先日ダル・エス・サラームで話をしたイタリア人も、南部はまだ経済的に遅れもあり、HIV感染率が高く、ボランティアで南部に滞在しているのだと言っていた。

受付のテーブルには”From the People of Japan”と日の丸のシールが貼られたHIV検査キットが置かれている。

モスクや学校、Kiwakkuki団体オフィスなどで、地元の人たちによるエイズ教育が行われているものの、教育の行きとどかないタンザニアの南部などは感染率が高い。この団体の活動もあって、モシ周辺地域のHIV感染率は低下しているという。

団体では無料のHIV検査を提供していて、この日も幾人かが待合室でその検査結果を待っている。待っている間に観れるよう、ドラマも流れている。

かつて離婚を経験した男性が、新たな女性に求婚をした。それでも男性の家族が精神的障害をもっていることから、女性は求婚を受けられないと言って、男性は困り果ててしまう。女性にも別れきれない昔の恋人がいる、といったふうのゴタゴタドラマである。

直接にHIVとは関係のないように見えるドラマだが「家族問題を表現しているのです」と事務所のスタッフは言う。教育が、ここから始まっている。

この街の中心もクロックタワーだ。その時計盤にもコカコーラのロゴ。タワーの前にもコカコーラのボトルとともに「安全な運転を」とうたっている。バスターミナルもその広告で赤く包まれ、ホテルも商店も看板にコカコーラのマークがあり、郵便局の位置もコカコーラが指し示している。

ルワンダまでの経由地点となるムワンザに向かうチケットを買うため、バス会社A.M. Coach社に向かう。オフィスには、リビアのカダフィ大佐の写真がでかでかと載った2012年のカレンダーが貼られている。

そこには「A Great Son of Africa」と書かれ、その下に「軍人でもあり、ヒーローでもある」「42年間の統率 1969-2011」とある。カダフィー大佐は、カレンダーの中で、こぶしを振り上げ、または手をぴしりと揃えて額に斜めにあてている。

オフィスの職員は言った。「カダフィー大佐は、アメリカやフランス、イギリスに殺されたんだ。ひどい話だ。」

同時にそばにいた別の職員は「タンザニアのイスラム教徒の間ではカダフィー大佐を支持している人は多い。考え方は人によるけれど。」と肩をすくめた。

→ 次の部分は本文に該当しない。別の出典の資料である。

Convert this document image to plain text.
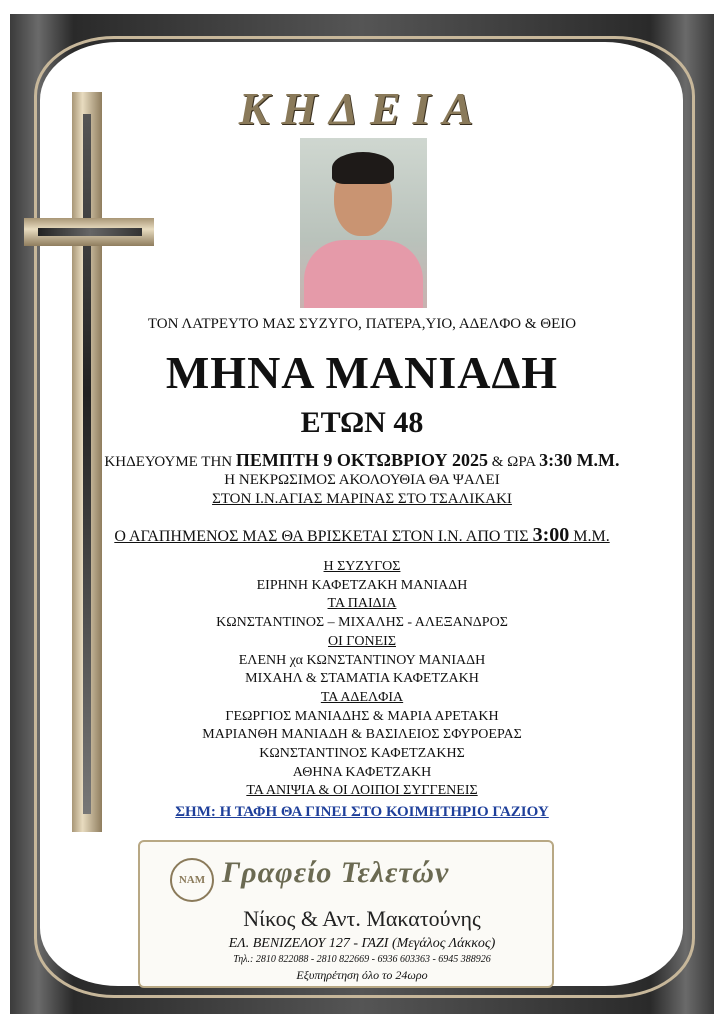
ΚΗΔΕΙΑ
ΤΟΝ ΛΑΤΡΕΥΤΟ ΜΑΣ ΣΥΖΥΓΟ, ΠΑΤΕΡΑ,ΥΙΟ, ΑΔΕΛΦΟ & ΘΕΙΟ
ΜΗΝΑ ΜΑΝΙΑΔΗ
ΕΤΩΝ 48
ΚΗΔΕΥΟΥΜΕ ΤΗΝ ΠΕΜΠΤΗ 9 ΟΚΤΩΒΡΙΟΥ 2025 & ΩΡΑ 3:30 Μ.Μ.
Η ΝΕΚΡΩΣΙΜΟΣ ΑΚΟΛΟΥΘΙΑ ΘΑ ΨΑΛΕΙ
ΣΤΟΝ Ι.Ν.ΑΓΙΑΣ ΜΑΡΙΝΑΣ ΣΤΟ ΤΣΑΛΙΚΑΚΙ
Ο ΑΓΑΠΗΜΕΝΟΣ ΜΑΣ ΘΑ ΒΡΙΣΚΕΤΑΙ ΣΤΟΝ Ι.Ν. ΑΠΟ ΤΙΣ 3:00 Μ.Μ.
Η ΣΥΖΥΓΟΣ
ΕΙΡΗΝΗ ΚΑΦΕΤΖΑΚΗ ΜΑΝΙΑΔΗ
ΤΑ ΠΑΙΔΙΑ
ΚΩΝΣΤΑΝΤΙΝΟΣ – ΜΙΧΑΛΗΣ - ΑΛΕΞΑΝΔΡΟΣ
ΟΙ ΓΟΝΕΙΣ
ΕΛΕΝΗ χα ΚΩΝΣΤΑΝΤΙΝΟΥ ΜΑΝΙΑΔΗ
ΜΙΧΑΗΛ & ΣΤΑΜΑΤΙΑ ΚΑΦΕΤΖΑΚΗ
ΤΑ ΑΔΕΛΦΙΑ
ΓΕΩΡΓΙΟΣ ΜΑΝΙΑΔΗΣ & ΜΑΡΙΑ ΑΡΕΤΑΚΗ
ΜΑΡΙΑΝΘΗ ΜΑΝΙΑΔΗ & ΒΑΣΙΛΕΙΟΣ ΣΦΥΡΟΕΡΑΣ
ΚΩΝΣΤΑΝΤΙΝΟΣ ΚΑΦΕΤΖΑΚΗΣ
ΑΘΗΝΑ ΚΑΦΕΤΖΑΚΗ
ΤΑ ΑΝΙΨΙΑ & ΟΙ ΛΟΙΠΟΙ ΣΥΓΓΕΝΕΙΣ
ΣΗΜ: Η ΤΑΦΗ ΘΑ ΓΙΝΕΙ ΣΤΟ ΚΟΙΜΗΤΗΡΙΟ ΓΑΖΙΟΥ
ΝΑΜ Γραφείο Τελετών
Νίκος & Αντ. Μακατούνης
ΕΛ. ΒΕΝΙΖΕΛΟΥ 127 - ΓΑΖΙ (Μεγάλος Λάκκος)
Τηλ.: 2810 822088 - 2810 822669 - 6936 603363 - 6945 388926
Εξυπηρέτηση όλο το 24ωρο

イスラム教のモスクやヒンズー教寺院、シーク教の寺院が、この街にはある。

コーヒーを飲みにThe Coffee Shopに入る。ここでは地元のタンザニア・コーヒーや紅茶が可愛らしい布のパッケージに包まれ、売られている。地域の修道女が手作りをした石鹸も売られ、孤児院の子どもたちを救うために役立ちますと、書かれている。

1996年に開業したこの「The Coffee Shop」は、利益のためではなく、雇用創出も目指している。利益はキリマンジャロ山の教会、教区にも使われます、としている。

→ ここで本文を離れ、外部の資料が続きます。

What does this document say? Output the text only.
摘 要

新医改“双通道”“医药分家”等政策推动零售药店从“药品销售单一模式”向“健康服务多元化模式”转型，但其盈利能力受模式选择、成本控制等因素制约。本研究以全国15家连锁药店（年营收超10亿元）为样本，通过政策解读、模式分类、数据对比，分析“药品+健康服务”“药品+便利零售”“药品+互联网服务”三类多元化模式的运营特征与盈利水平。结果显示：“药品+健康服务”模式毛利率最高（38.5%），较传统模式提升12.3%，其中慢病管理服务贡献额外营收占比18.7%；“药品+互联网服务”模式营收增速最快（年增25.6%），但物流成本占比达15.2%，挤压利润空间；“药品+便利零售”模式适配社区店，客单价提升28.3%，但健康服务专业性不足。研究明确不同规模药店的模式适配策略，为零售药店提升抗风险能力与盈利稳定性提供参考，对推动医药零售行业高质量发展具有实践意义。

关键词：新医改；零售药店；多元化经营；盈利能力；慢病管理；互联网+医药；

落ち着いた木目調の店内や明るいテラスには人々が午後のひとときを過ごしている。それでも、白い看板の隣には、街にあふれるコカコーラ社の赤い看板にThe Coffee Shopと書かせている。

この街を歩いていると、あちらこちらからキリマンジャロ山のガイドや宿の客引き、一般の人々から声がかかる。そして、時に挨拶がわりにこぶしをぶつけ合う。力強いので、痛いことも少なくない。

一日中雲に覆われていたキリマンジャロ山が、18時ころ、ほんの少しの間だけ雲からその姿を現した。先ほど話をしたキリマンジャロ山のガイドの言った通りだ。

まずは、マウエンジ峰、そしてキボ峰。クロックタワーのほうまで行って、その姿を眺める。青い山の頂上が白い雪で覆われている。

すると、そばにいたガイドがまた声をかけてきて言う。「キリマンジャロ山に登るのは、すごく値段が高い。でもアメリカ人は値段が高いほど良いもんだと思っているんだ。」

夕焼けの見えるころ、高台にのぼり、キリマンジャロ山のほうを眺めてみる。やはり、山はその姿をまた雲の向こうに隠してしまった。「もうお休みの時間なんだ」とガイドたちは説明をする。

黒と白の鳥がたくさん飛び、がーがーと鳴いている。
錆びついたトタン屋根ばかりが見える景色を夕焼けが包み、ほっそりとした月が空に浮かぶ。

夜は、レストランBig Biteに立ち寄る。ここもイスラム教のレストランでアルコールはない。

卵と牛肉と野菜を生地で包んだザンジバルピザののったプレートに、きゅうりやトマトのサラダが添えられ、それに牛肉の串を合わせる。

ビールが売っている店には食べものが軽食ふうになり、食べものをしっかり提供する店には、ビールが売られていないというふうな日々である。